Since joining REM Eyewear a number of years ago as the company’s Creative Director, Blake has developed signature eyewear collections for famed designers John Varvatos and Carolina Herrera.

Kuwahara’s Process

The starting point for any collection is the concept and these concepts for Kuwahara starts with hand drawings.

“I prefer to work with hand sketches rather than computer drawings for the first round of the design process because you can realise much more of the nuances and subtleties.

“Once the drawings have been finalised, they are rendered in the computer to establish exact measurements and technical specifications. Prototypes are then made by hand which can take a month or more. Once we have a 3-D sample in hand, we can evaluate its form, fitting values and comfort,” he says.

John Varvatos

Kuwahara’s most recent collaboration with New York fashion designer, John Varvatos, is a very close one. At the start of each design season, Kuwahara and Varvatos discuss the overall concept of his next apparel collection and then delve into specific design elements such as the colour palate, fabrics, and finishes. The creative partnership between Kuwahara and Varvatos is symbiotic -Kuwahara the master of reinvention and Varvatos’ penchant for putting a modern twist on vintage pieces.

“The design of menswear is much more of an ‘evolution’ rather than a ‘revolution’ so there is always an underlying design foundation to everything he does; from taking vestiges from the past and putting them in a modern context,” Kuwahara says of their collaboration.

“We incorporate fine filigree detail from the 20s and 30s, coining and even leather details but juxtapose those with modern and sleek silhouettes. What separates a fine suit from an ordinary one is the cut, materials used, and the subtle, tailored details.
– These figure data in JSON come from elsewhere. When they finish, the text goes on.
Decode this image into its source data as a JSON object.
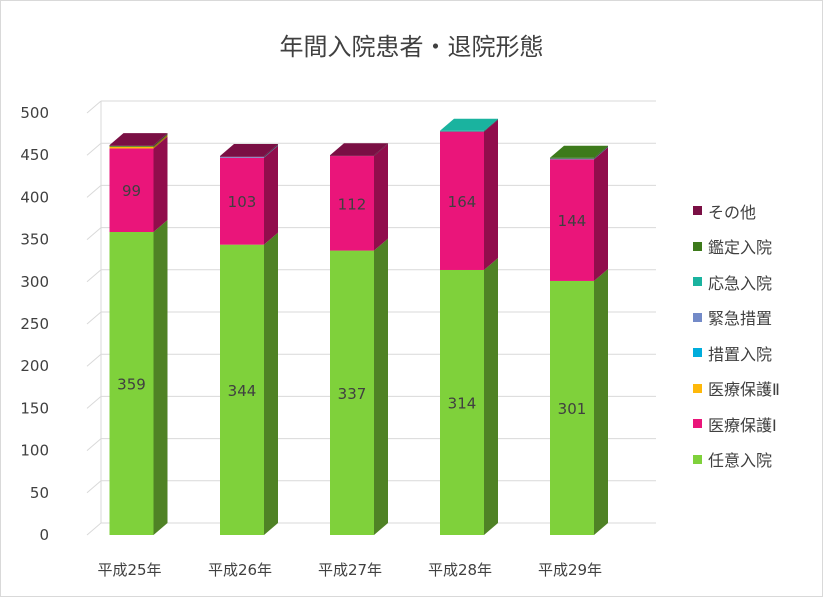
{
  "chart_data": {
    "type": "bar",
    "stacked": true,
    "style": "3d-column",
    "title": "年間入院患者・退院形態",
    "xlabel": "",
    "ylabel": "",
    "ylim": [
      0,
      500
    ],
    "yticks": [
      0,
      50,
      100,
      150,
      200,
      250,
      300,
      350,
      400,
      450,
      500
    ],
    "grid": true,
    "legend_position": "right",
    "categories": [
      "平成25年",
      "平成26年",
      "平成27年",
      "平成28年",
      "平成29年"
    ],
    "series": [
      {
        "name": "任意入院",
        "color": "#7fd13b",
        "values": [
          359,
          344,
          337,
          314,
          301
        ],
        "labeled": true
      },
      {
        "name": "医療保護Ⅰ",
        "color": "#ea157a",
        "values": [
          99,
          103,
          112,
          164,
          144
        ],
        "labeled": true
      },
      {
        "name": "医療保護Ⅱ",
        "color": "#feb80a",
        "values": [
          2,
          0,
          0,
          0,
          0
        ],
        "labeled": false
      },
      {
        "name": "措置入院",
        "color": "#00addc",
        "values": [
          0,
          0,
          0,
          0,
          0
        ],
        "labeled": false
      },
      {
        "name": "緊急措置",
        "color": "#738ac8",
        "values": [
          0,
          1,
          0,
          0,
          1
        ],
        "labeled": false
      },
      {
        "name": "応急入院",
        "color": "#1ab39f",
        "values": [
          0,
          0,
          0,
          1,
          0
        ],
        "labeled": false
      },
      {
        "name": "鑑定入院",
        "color": "#3d7a1b",
        "values": [
          1,
          0,
          0,
          0,
          1
        ],
        "labeled": false
      },
      {
        "name": "その他",
        "color": "#7a0f44",
        "values": [
          1,
          1,
          1,
          0,
          0
        ],
        "labeled": false
      }
    ]
  }
}
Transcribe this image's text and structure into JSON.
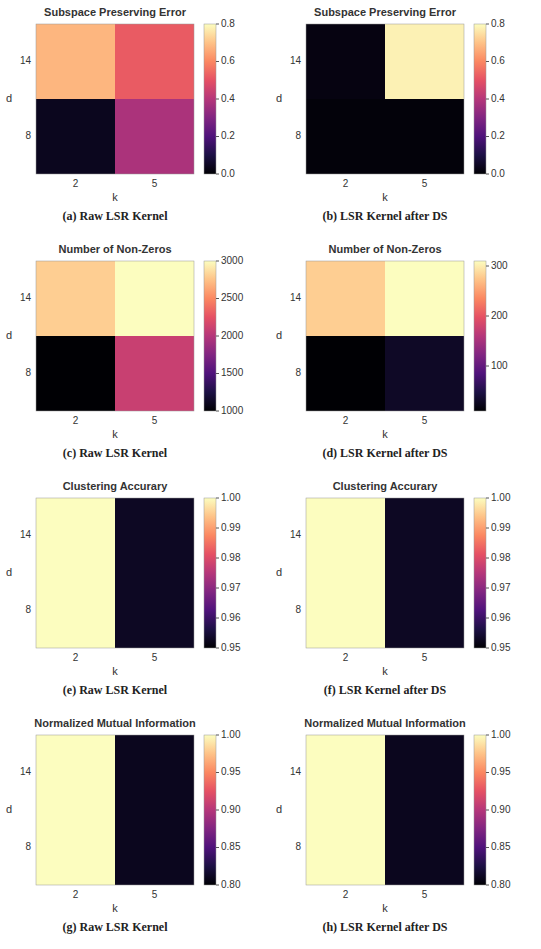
{
  "chart_data": [
    {
      "type": "heatmap",
      "title": "Subspace Preserving Error",
      "caption": "(a) Raw LSR Kernel",
      "xlabel": "k",
      "ylabel": "d",
      "x_categories": [
        "2",
        "5"
      ],
      "y_categories": [
        "14",
        "8"
      ],
      "values": [
        [
          0.68,
          0.52
        ],
        [
          0.04,
          0.38
        ]
      ],
      "color_range": [
        0.0,
        0.8
      ],
      "color_ticks": [
        {
          "value": 0.0,
          "label": "0.0"
        },
        0.2,
        0.4,
        0.6,
        0.8
      ]
    },
    {
      "type": "heatmap",
      "title": "Subspace Preserving Error",
      "caption": "(b) LSR Kernel after DS",
      "xlabel": "k",
      "ylabel": "d",
      "x_categories": [
        "2",
        "5"
      ],
      "y_categories": [
        "14",
        "8"
      ],
      "values": [
        [
          0.02,
          0.78
        ],
        [
          0.01,
          0.01
        ]
      ],
      "color_range": [
        0.0,
        0.8
      ],
      "color_ticks": [
        {
          "value": 0.0,
          "label": "0.0"
        },
        0.2,
        0.4,
        0.6,
        0.8
      ]
    },
    {
      "type": "heatmap",
      "title": "Number of Non-Zeros",
      "caption": "(c) Raw LSR Kernel",
      "xlabel": "k",
      "ylabel": "d",
      "x_categories": [
        "2",
        "5"
      ],
      "y_categories": [
        "14",
        "8"
      ],
      "values": [
        [
          2800,
          3000
        ],
        [
          1000,
          2100
        ]
      ],
      "color_range": [
        1000,
        3000
      ],
      "color_ticks": [
        1000,
        1500,
        2000,
        2500,
        3000
      ]
    },
    {
      "type": "heatmap",
      "title": "Number of Non-Zeros",
      "caption": "(d) LSR Kernel after DS",
      "xlabel": "k",
      "ylabel": "d",
      "x_categories": [
        "2",
        "5"
      ],
      "y_categories": [
        "14",
        "8"
      ],
      "values": [
        [
          280,
          310
        ],
        [
          10,
          30
        ]
      ],
      "color_range": [
        10,
        310
      ],
      "color_ticks": [
        100,
        200,
        300
      ]
    },
    {
      "type": "heatmap",
      "title": "Clustering Accurary",
      "caption": "(e) Raw LSR Kernel",
      "xlabel": "k",
      "ylabel": "d",
      "x_categories": [
        "2",
        "5"
      ],
      "y_categories": [
        "14",
        "8"
      ],
      "values": [
        [
          1.0,
          0.953
        ],
        [
          1.0,
          0.953
        ]
      ],
      "color_range": [
        0.95,
        1.0
      ],
      "color_ticks": [
        0.95,
        0.96,
        0.97,
        0.98,
        0.99,
        {
          "value": 1.0,
          "label": "1.00"
        }
      ]
    },
    {
      "type": "heatmap",
      "title": "Clustering Accurary",
      "caption": "(f) LSR Kernel after DS",
      "xlabel": "k",
      "ylabel": "d",
      "x_categories": [
        "2",
        "5"
      ],
      "y_categories": [
        "14",
        "8"
      ],
      "values": [
        [
          1.0,
          0.953
        ],
        [
          1.0,
          0.953
        ]
      ],
      "color_range": [
        0.95,
        1.0
      ],
      "color_ticks": [
        0.95,
        0.96,
        0.97,
        0.98,
        0.99,
        {
          "value": 1.0,
          "label": "1.00"
        }
      ]
    },
    {
      "type": "heatmap",
      "title": "Normalized Mutual Information",
      "caption": "(g) Raw LSR Kernel",
      "xlabel": "k",
      "ylabel": "d",
      "x_categories": [
        "2",
        "5"
      ],
      "y_categories": [
        "14",
        "8"
      ],
      "values": [
        [
          1.0,
          0.81
        ],
        [
          1.0,
          0.81
        ]
      ],
      "color_range": [
        0.8,
        1.0
      ],
      "color_ticks": [
        {
          "value": 0.8,
          "label": "0.80"
        },
        0.85,
        {
          "value": 0.9,
          "label": "0.90"
        },
        0.95,
        {
          "value": 1.0,
          "label": "1.00"
        }
      ]
    },
    {
      "type": "heatmap",
      "title": "Normalized Mutual Information",
      "caption": "(h) LSR Kernel after DS",
      "xlabel": "k",
      "ylabel": "d",
      "x_categories": [
        "2",
        "5"
      ],
      "y_categories": [
        "14",
        "8"
      ],
      "values": [
        [
          1.0,
          0.81
        ],
        [
          1.0,
          0.81
        ]
      ],
      "color_range": [
        0.8,
        1.0
      ],
      "color_ticks": [
        {
          "value": 0.8,
          "label": "0.80"
        },
        0.85,
        {
          "value": 0.9,
          "label": "0.90"
        },
        0.95,
        {
          "value": 1.0,
          "label": "1.00"
        }
      ]
    }
  ]
}
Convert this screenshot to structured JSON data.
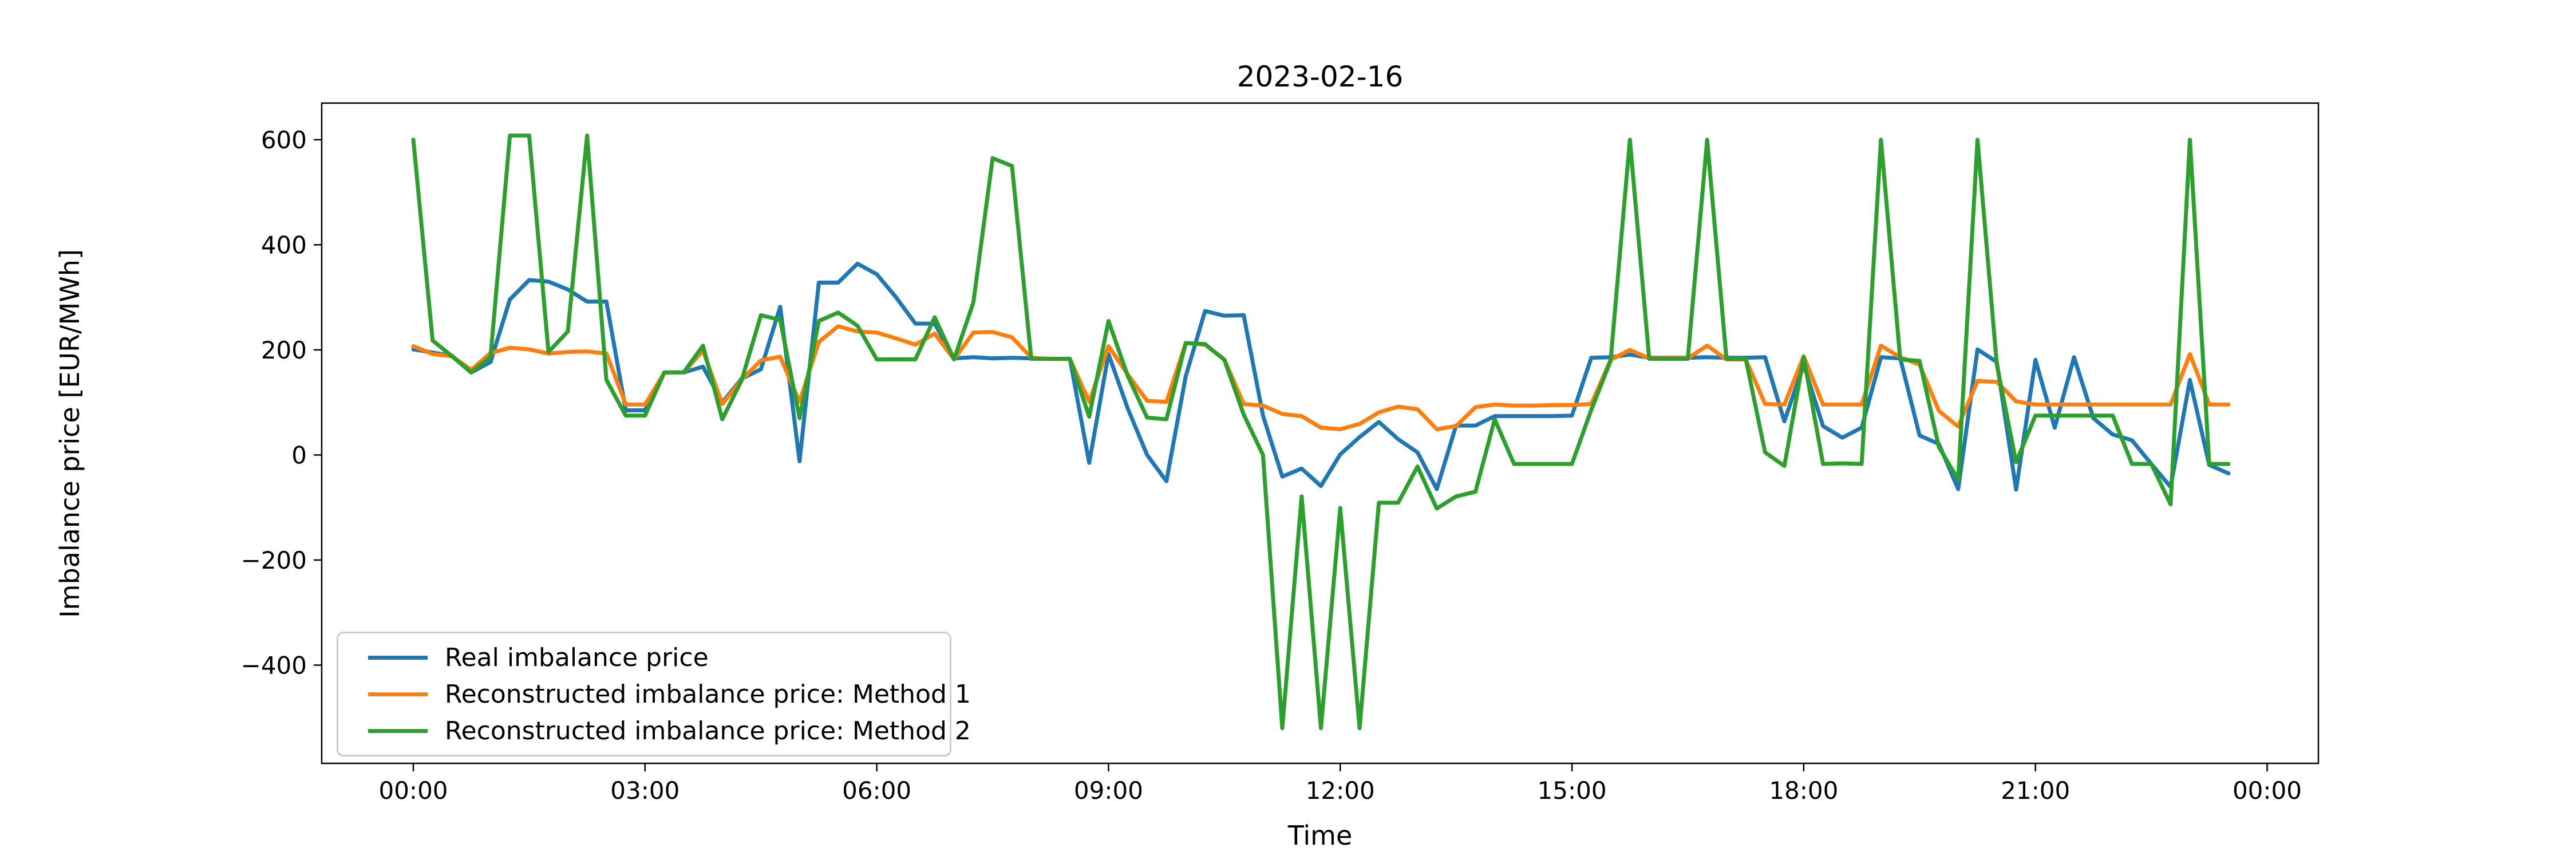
{
  "title": "2023-02-16",
  "chart_data": {
    "type": "line",
    "title": "2023-02-16",
    "xlabel": "Time",
    "ylabel": "Imbalance price [EUR/MWh]",
    "grid": false,
    "legend_position": "lower left",
    "background_color": "#ffffff",
    "x_tick_labels": [
      "00:00",
      "03:00",
      "06:00",
      "09:00",
      "12:00",
      "15:00",
      "18:00",
      "21:00",
      "00:00"
    ],
    "y_tick_values": [
      600,
      400,
      200,
      0,
      -200,
      -400
    ],
    "ylim": [
      -590,
      670
    ],
    "x": [
      "00:00",
      "00:15",
      "00:30",
      "00:45",
      "01:00",
      "01:15",
      "01:30",
      "01:45",
      "02:00",
      "02:15",
      "02:30",
      "02:45",
      "03:00",
      "03:15",
      "03:30",
      "03:45",
      "04:00",
      "04:15",
      "04:30",
      "04:45",
      "05:00",
      "05:15",
      "05:30",
      "05:45",
      "06:00",
      "06:15",
      "06:30",
      "06:45",
      "07:00",
      "07:15",
      "07:30",
      "07:45",
      "08:00",
      "08:15",
      "08:30",
      "08:45",
      "09:00",
      "09:15",
      "09:30",
      "09:45",
      "10:00",
      "10:15",
      "10:30",
      "10:45",
      "11:00",
      "11:15",
      "11:30",
      "11:45",
      "12:00",
      "12:15",
      "12:30",
      "12:45",
      "13:00",
      "13:15",
      "13:30",
      "13:45",
      "14:00",
      "14:15",
      "14:30",
      "14:45",
      "15:00",
      "15:15",
      "15:30",
      "15:45",
      "16:00",
      "16:15",
      "16:30",
      "16:45",
      "17:00",
      "17:15",
      "17:30",
      "17:45",
      "18:00",
      "18:15",
      "18:30",
      "18:45",
      "19:00",
      "19:15",
      "19:30",
      "19:45",
      "20:00",
      "20:15",
      "20:30",
      "20:45",
      "21:00",
      "21:15",
      "21:30",
      "21:45",
      "22:00",
      "22:15",
      "22:30",
      "22:45",
      "23:00",
      "23:15",
      "23:30"
    ],
    "series": [
      {
        "name": "Real imbalance price",
        "color": "#1f77b4",
        "values": [
          201,
          195,
          189,
          157,
          177,
          296,
          333,
          330,
          315,
          292,
          292,
          85,
          85,
          157,
          157,
          168,
          100,
          145,
          163,
          282,
          -12,
          328,
          328,
          364,
          344,
          300,
          250,
          250,
          184,
          186,
          184,
          185,
          184,
          183,
          183,
          -15,
          192,
          88,
          0,
          -50,
          150,
          274,
          265,
          266,
          75,
          -41,
          -26,
          -59,
          1,
          34,
          63,
          30,
          5,
          -65,
          56,
          56,
          74,
          74,
          74,
          74,
          75,
          185,
          186,
          191,
          185,
          185,
          185,
          186,
          185,
          185,
          186,
          64,
          172,
          55,
          33,
          52,
          186,
          184,
          37,
          21,
          -65,
          201,
          177,
          -66,
          181,
          52,
          186,
          70,
          39,
          28,
          -17,
          -61,
          143,
          -19,
          -35
        ]
      },
      {
        "name": "Reconstructed imbalance price: Method 1",
        "color": "#ff7f0e",
        "values": [
          207,
          192,
          188,
          162,
          194,
          204,
          201,
          193,
          196,
          197,
          193,
          96,
          96,
          157,
          157,
          199,
          97,
          143,
          180,
          187,
          101,
          215,
          245,
          235,
          233,
          222,
          210,
          231,
          182,
          233,
          234,
          224,
          185,
          183,
          183,
          101,
          207,
          153,
          103,
          101,
          213,
          210,
          182,
          97,
          94,
          78,
          74,
          52,
          49,
          59,
          81,
          92,
          87,
          49,
          55,
          91,
          96,
          94,
          94,
          95,
          95,
          97,
          181,
          200,
          184,
          184,
          184,
          208,
          182,
          182,
          97,
          96,
          188,
          96,
          96,
          96,
          208,
          186,
          172,
          84,
          54,
          141,
          139,
          102,
          96,
          96,
          96,
          96,
          96,
          96,
          96,
          96,
          192,
          96,
          96
        ]
      },
      {
        "name": "Reconstructed imbalance price: Method 2",
        "color": "#2ca02c",
        "values": [
          600,
          218,
          188,
          157,
          187,
          608,
          608,
          196,
          235,
          608,
          143,
          75,
          75,
          157,
          157,
          208,
          68,
          142,
          266,
          257,
          70,
          255,
          271,
          246,
          182,
          182,
          182,
          262,
          182,
          290,
          565,
          550,
          183,
          183,
          183,
          73,
          255,
          150,
          71,
          68,
          213,
          211,
          181,
          77,
          0,
          -520,
          -79,
          -520,
          -101,
          -520,
          -91,
          -91,
          -22,
          -102,
          -79,
          -70,
          68,
          -17,
          -17,
          -17,
          -17,
          86,
          179,
          600,
          183,
          183,
          183,
          600,
          183,
          183,
          5,
          -21,
          186,
          -17,
          -16,
          -17,
          600,
          182,
          179,
          15,
          -47,
          600,
          172,
          -14,
          75,
          75,
          75,
          75,
          75,
          -17,
          -17,
          -94,
          600,
          -17,
          -17
        ]
      }
    ]
  }
}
Likewise, we pay particular attention to the bevelling and skiving of front and temples, use rich Italian and Japanese acetates, and have added hallmarks inspired by English sterling on the inner temples and tips for a signature look. It’s all about the subtle details that make a big difference.

“Sometimes, the germ of an idea can come from a flea market find. Most recently, I found an old pair of injection moulded safety glasses from the 30s or 40s. It was quite deformed and worn out, but had the beginnings of what I thought would be a great sunglass.

“I showed John my ‘find’ and he, too, agreed that it was something great to build upon. I modified the facial curvature and fit of the frame, but kept the thicker temples. The original frame was clear and now had the yellow patina of decades gone by. But, what was also great about the frame was the translucency which belied its heavier presence.

“We handmade each piece out of tan and grey translucent acetate and gave the temples a sculpted profile. What was once used for protection in a lab now was enhanced and made its debut on the New York runway,” he says.

Carolina Herrera

Kuwahara’s collaboration with Carolina Herrera is very different but no less intriguing. Kuwahara says Herrera’s design precepts draw from specific visual imagery and her inspiration “can be as tangential as the colours of a painting, a picture of Charlotte Rampling in repose on a couch, or a picture of a woman whose face is covered by a veil. The last inspiration was particularly intriguing”.

Kuwahara says: “In order to capture this feeling of anonymity and allure, I took a bolt of the actual lace that Mrs. Herrera was using in her collection and had the factory laminate the fabric between sheets of different coloured acetate.

“Rather than milling out the area of the lens, the acetate was sculpted to give the illusion of a lens, but was actually a single piece of the laminated acetate. Although not practical to wear for everyday use, it made quite an impression on the runway and on fashion editors and were produced in a limited edition. A more conventionally milled version with sunglass lenses (replacing the laminated lace ‘lenses’) actually made it to the retailers.”